Hommage à Lucette Safia Larribère Hadj Ali

Itinéraire d'une militante algérienne

L'Hommage donnera lieu à la projection du film "Lucette parle de son itinéraire", suivie de témoignages des proches, des amis et de la famille sur le parcours de la moudjahida, avec la participation de William SPORTISSE, Mustapha BENNALEGUE, Lalia DUCOS, Zazi SADOU, Malika REMAOUN, Claudie Mediene et un membre de la famille. L'hommage se poursuivra en poésie et en musique par Jeanine Caraguel et Ahmed Lasfer.

Lucette Safia Larribere Hadj Ali, l' " Itinéraire d'une militante algérienne"

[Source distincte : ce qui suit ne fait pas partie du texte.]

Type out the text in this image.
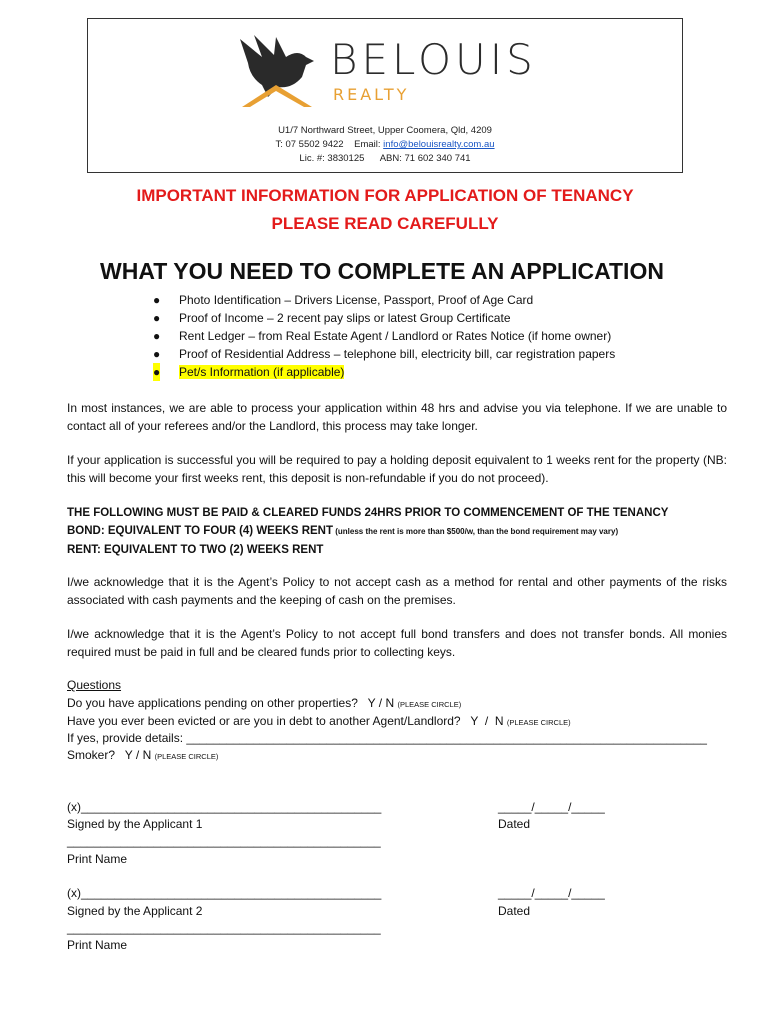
BELOUIS
REALTY
U1/7 Northward Street, Upper Coomera, Qld, 4209
T: 07 5502 9422    Email: info@belouisrealty.com.au
Lic. #: 3830125      ABN: 71 602 340 741
IMPORTANT INFORMATION FOR APPLICATION OF TENANCY
PLEASE READ CAREFULLY
WHAT YOU NEED TO COMPLETE AN APPLICATION
● Photo Identification – Drivers License, Passport, Proof of Age Card
● Proof of Income – 2 recent pay slips or latest Group Certificate
● Rent Ledger – from Real Estate Agent / Landlord or Rates Notice (if home owner)
● Proof of Residential Address – telephone bill, electricity bill, car registration papers
● Pet/s Information (if applicable)
In most instances, we are able to process your application within 48 hrs and advise you via telephone. If we are unable to contact all of your referees and/or the Landlord, this process may take longer.
If your application is successful you will be required to pay a holding deposit equivalent to 1 weeks rent for the property (NB: this will become your first weeks rent, this deposit is non-refundable if you do not proceed).
THE FOLLOWING MUST BE PAID & CLEARED FUNDS 24HRS PRIOR TO COMMENCEMENT OF THE TENANCY
BOND: EQUIVALENT TO FOUR (4) WEEKS RENT (unless the rent is more than $500/w, than the bond requirement may vary)
RENT: EQUIVALENT TO TWO (2) WEEKS RENT
I/we acknowledge that it is the Agent’s Policy to not accept cash as a method for rental and other payments of the risks associated with cash payments and the keeping of cash on the premises.
I/we acknowledge that it is the Agent’s Policy to not accept full bond transfers and does not transfer bonds. All monies required must be paid in full and be cleared funds prior to collecting keys.
Questions
Do you have applications pending on other properties?   Y / N (PLEASE CIRCLE)
Have you ever been evicted or are you in debt to another Agent/Landlord?   Y  /  N (PLEASE CIRCLE)
If yes, provide details: ______________________________________________________________________________
Smoker?   Y / N (PLEASE CIRCLE)
(x)_____________________________________________	_____/_____/_____
Signed by the Applicant 1	Dated
_______________________________________________
Print Name
(x)_____________________________________________	_____/_____/_____
Signed by the Applicant 2	Dated
_______________________________________________
Print Name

Lucette Safia Larribère Hadj Ali est née le 9 décembre 1920 à Oran. Elle est issue d'une famille de socialistes et communistes notoires de la région. Originaire de la région catalane, Pierre, son grand père, est arrivé en Oranie en 1898. En décembre 1907, il fonde le premier quotidien « national » d'Algérie, La Lutte Sociale, et fut l'un des fondateurs du PCA dans la région. Le père de Lucette, Jean-Marie, a été le pionnier de l'accouchement sans douleur en Algérie. Il en avait appris l'existence en URSS. Il fut un combattant de la cause nationale.

« Il a également donné ses cinq filles à la révolution », comme aimait à le rappeler et le raconter Tayeb Malki, un autre militant connu de la région qui fut son camarade. Une rue importante du centre d'Oran porte aujourd'hui son nom. Camille, l'oncle de Lucette, était un communiste engagé en France et en Algérie. Il est membre fondateur et dirigeant du PCF dès 1920 et du PCA dès 1934. Il a combattu à Verdun, participé à la résistance, aux combats anticolonialistes et syndicaux de l'Oranie et à la guerre d'indépendance de bout en bout. Voilà une hérédité qui mérite un fort volume pour évaluer son apport aux combats pour la dignité et la libération nationale algérienne. Dans cette famille illustre par son combat anticolonialiste, pour le progrès et la justice sociale, Lucette réussira à tracer sa propre voie aussi bien dans la lutte pour l'indépendance nationale, que pour le progrès social et l'égalité femmes/hommes.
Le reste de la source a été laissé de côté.